With the scheduled first day of school in New York City quickly approaching, Brooklyn Council Member, Farah N. Louis remains strongly opposed to the re-opening of schools.
“With less than a month before thousands walk into their classrooms on the first day of school, the reality is the Department of Education (DOE) is not ready to resume in-person instruction,” Louis, the daughter of Haitian immigrant, who represents the 45th Council District, told Caribbean Life.
“We cannot afford to repeat the mistakes of other school districts across the US that are now battling new COVID-19 cases in children that they were supposed to protect,” she added. “Our students, parents, teachers, principals, and staff deserve to feel secure.

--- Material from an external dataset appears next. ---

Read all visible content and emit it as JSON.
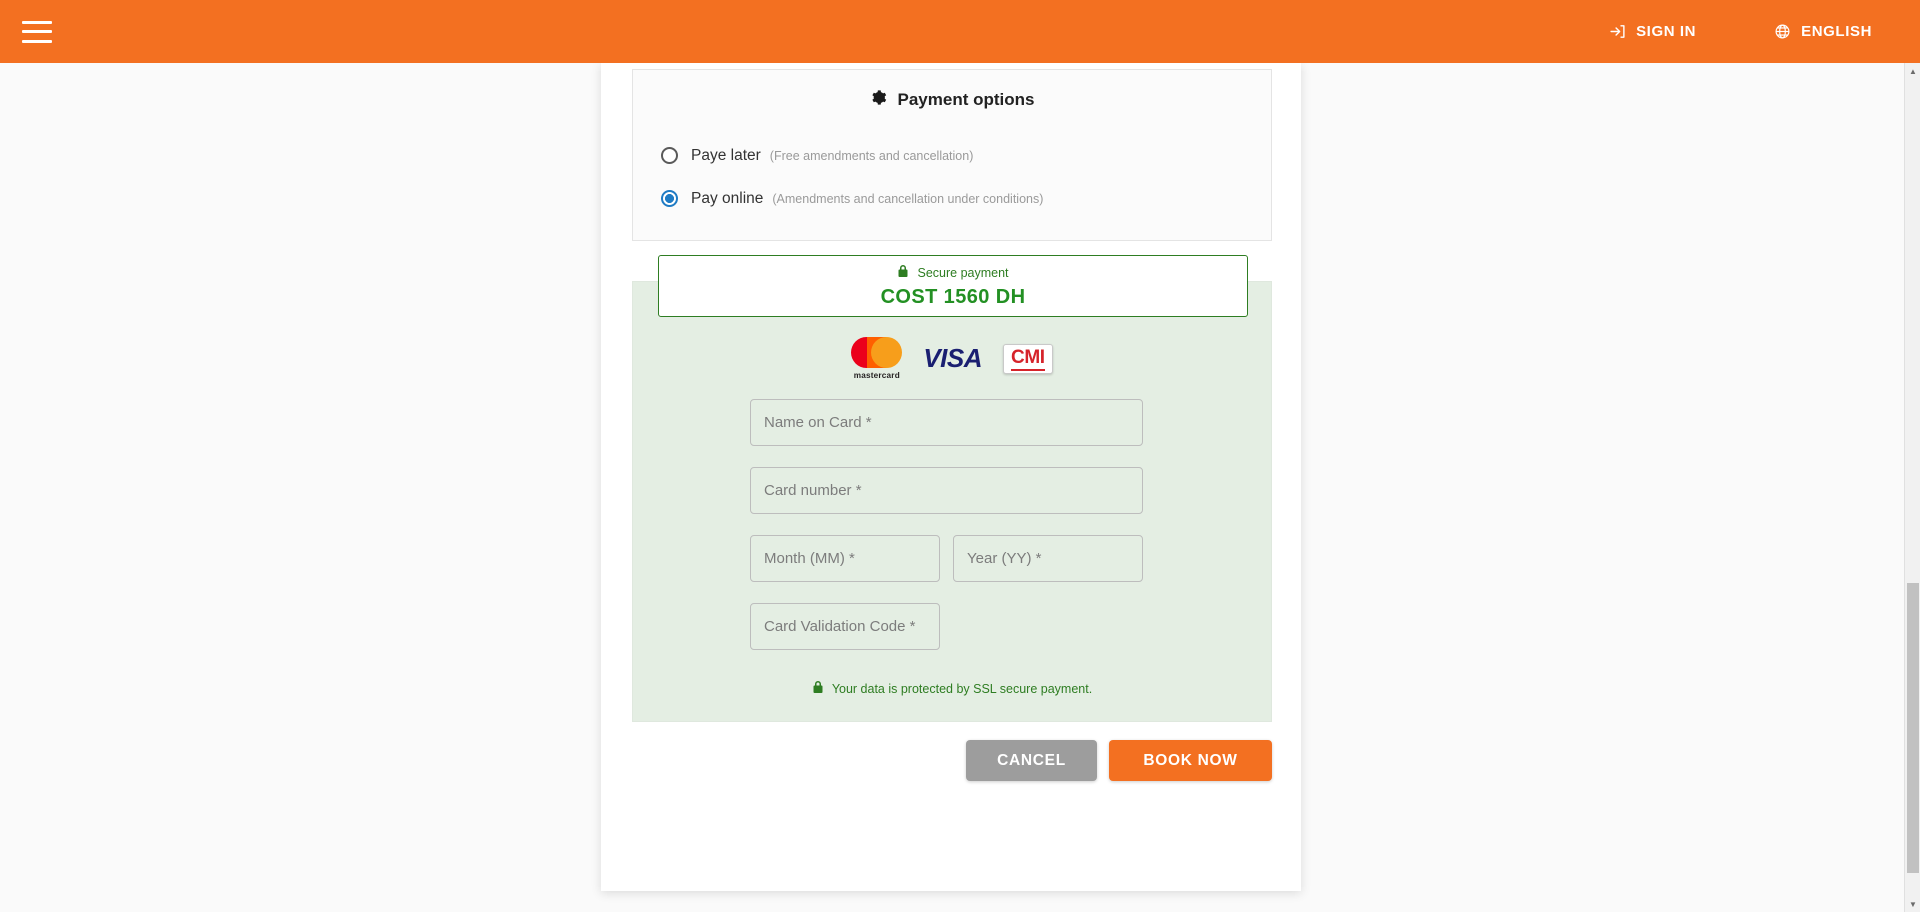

“We need a concrete plan from the Department of Education that details the precautionary measures undertaken, including the provision of PPEs (Personal Protective Equipment) and other resources,” continued Louis. “I stand with the Council of School Supervisors and Administrators (CSA), United Federation of Teachers (UFT), our parents, and students in calling for the DOE to postpone the reopening of schools until there is a practical plan and adequate funding for nurses in each school, supplies, and deep cleaning year-round.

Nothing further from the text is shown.